Einleitungsbeitrag zur TIE/express-Konferenz von Jens Huhn

Vom 27. bis 30. November 2003 fand die fünfte internationale TIE/express-Konferenz in Oberwesel statt. Für eine Zusammenfassung der Vorträge, Ergebnisse bzw. Ereignisse in dieser Ausgabe hat die Zeit nicht mehr gereicht – das holen wir nach. Im Folgenden jedoch die ausführliche Fassung der einleitenden Worte zur Konferenz von Jens Huhn.

 

Die fast unlösbare Aufgabe besteht darin, weder von der Macht der anderen, noch von der eigenen Ohnmacht sich dumm machen zu lassen.

Adorno

 

Ein kurzer (und notwendig unvollständiger) Blick auf die Umstände, unter denen diese Konferenz stattfindet:

Der gegenwärtig fortschreitende Prozess der Konzentration, Zentralisierung und Internationalisierung des Kapitals ist eine Antwort auf sinkende Durchschnittsprofitraten und verschlechterte Wachstumsbedingungen. Zu den veränderten Rahmenbedingungen gegenwärtiger Kapitalakkumulation gehört zudem eine rapide Verknappung wichtiger Ressourcen. Zugleich hat sich die politische Macht des Kapitals unerhört verstärkt.

Die »neue Weltordnung« ist gekennzeichnet durch zunehmende Repression, Sozialabbau (dort, wo es etwas abzubauen gibt), Entdemokratisierung (dort, wo es so etwas Ähnliches wie Demokratie gab), durch einen ideologischen Neokonservativismus und einen neuen kriegerischen Imperialismus.

Über die Internationalisierung des Kapitals, die Neustrukturierung der Produktion (Lean Production, neue Technologien) sowie die Expansion des Agrarkapitals und die damit verbundene millionenfache Vernichtung bäuerlicher Existenzen ein weltweiter Arbeitsmarkt entstanden. Er ist gekennzeichnet durch die Entwicklung eines wachsenden »Billiglohnsektors« mit einer äußerst – auch räumlich beweglichen – großen »Reservearmee«. Diese Sektoren sind nicht mehr regional auf die so genannte 3. Welt oder »unterentwickelte Regionen« innerhalb der alten Metropolen begrenzt. Auch finden sie sich keineswegs mehr allein in den »klassischen Leichtindustrien« (Textil, Nahrungsmittel etc.). Längst schon wurde auch die für die großen Konzerne strategisch wichtige Produktion in »gewerkschaftsfreie« Zonen und in Gebiete mit repressiven politischen und juristischen Regimes verlagert.

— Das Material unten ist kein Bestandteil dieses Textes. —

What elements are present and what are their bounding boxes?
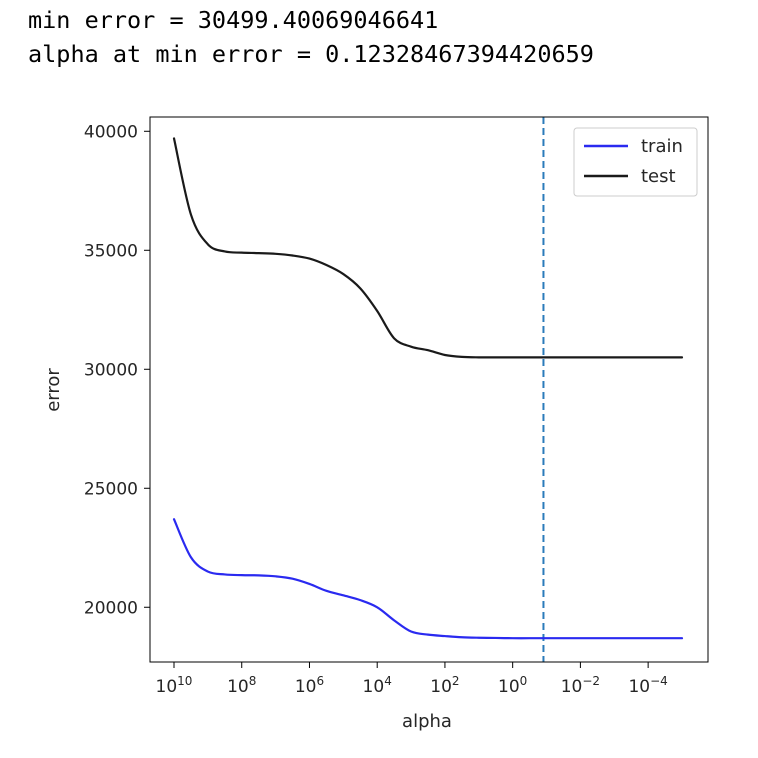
x-tick-exponent: 2 [452,674,460,688]
x-tick-base: 10 [227,677,249,697]
x-tick-label: 104 [363,674,392,697]
min-error-output: min error = 30499.40069046641 [28,6,439,34]
y-tick-label: 40000 [84,122,138,142]
legend-label-train: train [641,136,683,157]
x-axis-label: alpha [402,711,452,732]
x-tick-exponent: 0 [520,674,528,688]
legend: train test [573,127,698,197]
x-tick-label: 108 [227,674,256,697]
legend-label-test: test [641,166,676,187]
series-line-train [172,518,684,640]
y-axis-ticks: 20000 25000 30000 35000 40000 [84,122,150,618]
x-tick-label: 10−2 [561,674,600,697]
x-tick-label: 1010 [156,674,193,697]
x-tick-exponent: 8 [249,674,257,688]
x-tick-base: 10 [156,677,178,697]
x-tick-base: 10 [295,677,317,697]
x-tick-base: 10 [628,677,650,697]
x-tick-label: 10−4 [628,674,667,697]
x-tick-base: 10 [363,677,385,697]
x-tick-label: 106 [295,674,324,697]
x-axis-ticks: 1010 108 106 104 102 100 10−2 10−4 [156,662,668,697]
x-tick-exponent: 6 [316,674,324,688]
y-tick-label: 35000 [84,241,138,261]
x-tick-exponent: 10 [177,674,192,688]
x-tick-label: 100 [498,674,527,697]
y-tick-label: 25000 [84,479,138,499]
series-line-test [172,137,684,359]
x-tick-exponent: −4 [650,674,668,688]
series-layer [172,137,684,640]
y-tick-label: 30000 [84,360,138,380]
alpha-output: alpha at min error = 0.12328467394420659 [28,40,594,68]
y-tick-label: 20000 [84,598,138,618]
plot-frame [149,116,709,663]
x-tick-label: 102 [430,674,459,697]
plot-area [150,117,708,662]
x-tick-base: 10 [498,677,520,697]
x-tick-base: 10 [561,677,583,697]
x-tick-base: 10 [430,677,452,697]
y-axis-label: error [43,368,64,412]
x-tick-exponent: −2 [582,674,600,688]
x-tick-exponent: 4 [384,674,392,688]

Es entsteht eine in ihrer Zusammensetzung neue Arbeiterklasse. Die Existenz eines internationalen Arbeitsmarktes bedeutet, dass die jeweiligen Umstände für die Arbeiterklasse weniger vereinheitlicht sind denn je. Die heutige Arbeiterklasse reicht von Emigranten, Tagelöhnern, Heimarbeitern bis hin zum Facharbeiter und proletarisierten »Kopfarbeiter« – und sie ist mehrheitlich weiblich. Es herrschen enorme Unterschiede in der allgemeinen Lebenslage, hinsichtlich der politischen und kulturellen Traditionen und im Selbstbewusstsein. Künstliche Hierarchisierung, Sexismus und Rassismus verstärken in den Köpfen diese Fragmentierungen und heizen die Konkurrenz an.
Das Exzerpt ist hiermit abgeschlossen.